In Peru hat der größte Fluß der Erde, der Amazonenstrom, seine Quelle. Zwischen den grünbewachsenen und mit ihren Gipfeln im Blau des Himmels verschwimmenden Ketten der Anden strömt er nach Norden. An seinen Ufern schwankt der Weizen im Wind, und hin und wieder spiegelt sich ein Gräberturm oder eine Ruine aus der Inkazeit in seinen Wellen. Kleine Flöße dienen als Brücken über ihn. Aber zur Zeit des Hochwassers rauscht er wild schäumend durch das Tal.

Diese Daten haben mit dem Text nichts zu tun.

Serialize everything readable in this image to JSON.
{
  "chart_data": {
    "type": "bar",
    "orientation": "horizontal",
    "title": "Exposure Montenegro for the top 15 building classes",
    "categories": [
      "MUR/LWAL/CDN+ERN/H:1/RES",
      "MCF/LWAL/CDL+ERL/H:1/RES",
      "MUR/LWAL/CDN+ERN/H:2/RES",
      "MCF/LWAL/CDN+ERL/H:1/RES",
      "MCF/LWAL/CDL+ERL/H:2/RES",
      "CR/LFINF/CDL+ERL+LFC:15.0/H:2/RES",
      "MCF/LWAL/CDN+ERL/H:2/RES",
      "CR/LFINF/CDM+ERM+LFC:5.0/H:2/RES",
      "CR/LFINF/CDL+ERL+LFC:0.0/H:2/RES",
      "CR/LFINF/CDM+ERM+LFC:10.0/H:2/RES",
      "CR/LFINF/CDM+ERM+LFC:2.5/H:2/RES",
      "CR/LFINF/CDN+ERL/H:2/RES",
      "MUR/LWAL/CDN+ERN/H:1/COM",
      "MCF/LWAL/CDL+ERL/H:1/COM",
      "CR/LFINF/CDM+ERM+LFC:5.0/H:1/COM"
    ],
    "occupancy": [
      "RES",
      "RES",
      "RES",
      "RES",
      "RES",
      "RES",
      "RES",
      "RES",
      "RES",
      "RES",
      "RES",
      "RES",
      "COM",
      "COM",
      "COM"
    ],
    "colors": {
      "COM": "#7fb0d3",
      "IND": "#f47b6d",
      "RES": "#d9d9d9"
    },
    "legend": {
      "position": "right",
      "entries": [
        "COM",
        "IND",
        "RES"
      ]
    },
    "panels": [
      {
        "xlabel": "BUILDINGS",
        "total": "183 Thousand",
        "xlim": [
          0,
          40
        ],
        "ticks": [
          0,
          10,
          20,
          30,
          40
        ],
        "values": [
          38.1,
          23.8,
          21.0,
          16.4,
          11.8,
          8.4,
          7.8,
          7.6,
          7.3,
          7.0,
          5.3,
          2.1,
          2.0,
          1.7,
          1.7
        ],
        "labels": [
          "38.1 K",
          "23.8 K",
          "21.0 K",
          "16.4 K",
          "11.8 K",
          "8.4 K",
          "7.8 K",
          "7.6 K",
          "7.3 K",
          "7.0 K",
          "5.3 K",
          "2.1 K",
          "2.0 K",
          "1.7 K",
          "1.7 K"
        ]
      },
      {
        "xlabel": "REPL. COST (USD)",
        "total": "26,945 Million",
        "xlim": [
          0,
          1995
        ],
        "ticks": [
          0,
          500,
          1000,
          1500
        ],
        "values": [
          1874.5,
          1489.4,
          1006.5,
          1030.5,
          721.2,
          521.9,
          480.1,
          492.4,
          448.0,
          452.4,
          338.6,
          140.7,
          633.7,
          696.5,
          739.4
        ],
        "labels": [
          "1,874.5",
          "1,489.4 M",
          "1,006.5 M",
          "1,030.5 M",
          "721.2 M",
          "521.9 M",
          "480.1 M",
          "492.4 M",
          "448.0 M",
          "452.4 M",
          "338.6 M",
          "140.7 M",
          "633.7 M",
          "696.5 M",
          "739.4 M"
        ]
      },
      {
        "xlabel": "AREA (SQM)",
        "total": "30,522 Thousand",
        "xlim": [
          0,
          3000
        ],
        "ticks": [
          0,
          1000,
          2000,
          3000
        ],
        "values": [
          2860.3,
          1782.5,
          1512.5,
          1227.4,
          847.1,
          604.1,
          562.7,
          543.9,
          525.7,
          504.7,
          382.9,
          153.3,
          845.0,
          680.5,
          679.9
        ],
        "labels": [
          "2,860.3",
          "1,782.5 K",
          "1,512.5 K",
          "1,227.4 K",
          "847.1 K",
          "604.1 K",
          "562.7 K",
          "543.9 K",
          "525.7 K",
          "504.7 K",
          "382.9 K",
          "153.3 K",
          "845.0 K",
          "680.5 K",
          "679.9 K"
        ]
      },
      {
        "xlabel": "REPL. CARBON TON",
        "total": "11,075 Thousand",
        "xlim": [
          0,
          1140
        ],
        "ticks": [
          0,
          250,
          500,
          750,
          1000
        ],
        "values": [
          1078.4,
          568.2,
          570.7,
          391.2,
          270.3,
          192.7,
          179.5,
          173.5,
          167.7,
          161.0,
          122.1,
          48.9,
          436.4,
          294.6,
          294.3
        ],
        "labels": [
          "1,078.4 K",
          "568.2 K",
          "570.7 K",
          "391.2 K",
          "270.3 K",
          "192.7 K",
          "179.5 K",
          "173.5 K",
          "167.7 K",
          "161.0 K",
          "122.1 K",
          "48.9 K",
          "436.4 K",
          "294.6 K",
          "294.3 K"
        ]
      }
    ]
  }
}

Ganz plötzlich macht er einen Bogen nach Osten und bricht sich ein Bett durch die östlichen Kämme der Anden. Durch eine kaum fünfzig Meter breite Schlucht drängt sich seine Wassermasse und stürzt mit ohrenbetäubendem Donnern in Wasserfällen und Stromschnellen hinab. Manchmal ruht sie sich gleichsam von ihrem Laufe aus und erweitert sich zu fünfhundert Meter Breite. Von den Firnfeldern der Anden eilen dem Amazonenstrom kristallklare Nebenflüsse zu, Berge und Wälder an seinem Ufer leisten ihm Abgaben in Quellen und Bächen, und wenn er die letzten Hügel hinter sich läßt, ist er ein majestätischer Strom.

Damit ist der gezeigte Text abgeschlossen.